On the other hand, what makes a man so very curious, as may be seen in the way he will spy into other people's affairs, is boredom, a condition which is diametrically opposed to suffering;—though envy also often helps in creating curiosity.
At times, it seems as though we wish for something, and at the same time do not wish for it, so that we are at once both pleased and troubled about it. For instance, if we have to undergo some decisive test in some affair or other, in which to come off victorious is of great importance to us; we both wish that the time to be tested were here, and yet dread the idea of its coming. If it happens that the time, for once in a way, is postponed, we are both pleased and sorry, for although the postponement was unexpected, it, however, gives us momentary relief. We have the same kind of feeling when we expect an important letter containing some decision of moment, and it fails to come.
In cases like these we are really controlled by two different motives; the stronger but more remote being the desire to stand the test, and to have the decision given in our favour; the weaker, which is closer at hand, the desire to be left in peace and undisturbed for the present, and consequently in further enjoyment of the advantage that hoping on in uncertainty has over what might possibly be an unhappy issue. Consequently, in this case the same happens to our moral vision as to our physical, when a smaller object near at hand conceals from view a bigger object some distance away.

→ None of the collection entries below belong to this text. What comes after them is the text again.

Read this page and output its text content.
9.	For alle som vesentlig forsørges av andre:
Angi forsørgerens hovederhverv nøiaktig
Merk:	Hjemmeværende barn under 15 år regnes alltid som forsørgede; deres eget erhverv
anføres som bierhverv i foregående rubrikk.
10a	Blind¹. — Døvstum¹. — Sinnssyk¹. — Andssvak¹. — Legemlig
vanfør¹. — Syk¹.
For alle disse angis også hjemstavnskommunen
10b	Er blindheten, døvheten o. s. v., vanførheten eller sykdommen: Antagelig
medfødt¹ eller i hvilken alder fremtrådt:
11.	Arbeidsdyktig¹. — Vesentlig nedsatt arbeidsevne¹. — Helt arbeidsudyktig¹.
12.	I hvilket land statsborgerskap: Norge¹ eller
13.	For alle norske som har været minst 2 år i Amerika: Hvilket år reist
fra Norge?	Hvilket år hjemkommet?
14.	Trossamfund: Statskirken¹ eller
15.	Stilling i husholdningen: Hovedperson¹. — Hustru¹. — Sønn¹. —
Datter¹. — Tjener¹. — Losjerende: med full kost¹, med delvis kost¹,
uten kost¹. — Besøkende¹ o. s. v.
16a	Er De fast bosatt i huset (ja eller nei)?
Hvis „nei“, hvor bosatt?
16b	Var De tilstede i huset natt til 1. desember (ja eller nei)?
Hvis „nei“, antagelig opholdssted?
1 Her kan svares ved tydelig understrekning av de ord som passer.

The course and affairs of our individual life, in view of their true meaning and connection, are like a piece of crude work in mosaic. So long as one stands close in front of it, one cannot correctly see the objects presented, or perceive their importance and beauty; it is only by standing some distance away that both come into view. And in the same way one often understands the true connection of important events in one's own life, not while they are happening, or even immediately after they have happened, but only a long time afterwards.
Is this so, because we require the magnifying power of imagination, or because a general view can only be got by looking from a distance? or because one's emotions would otherwise carry one away? or because it is only the school of experience that ripens our judgment? Perhaps all these combined. But it is certain that it is only after many years that we see the actions of others, and sometimes even our own, in their true light. And as it is in one's own life, so it is in history.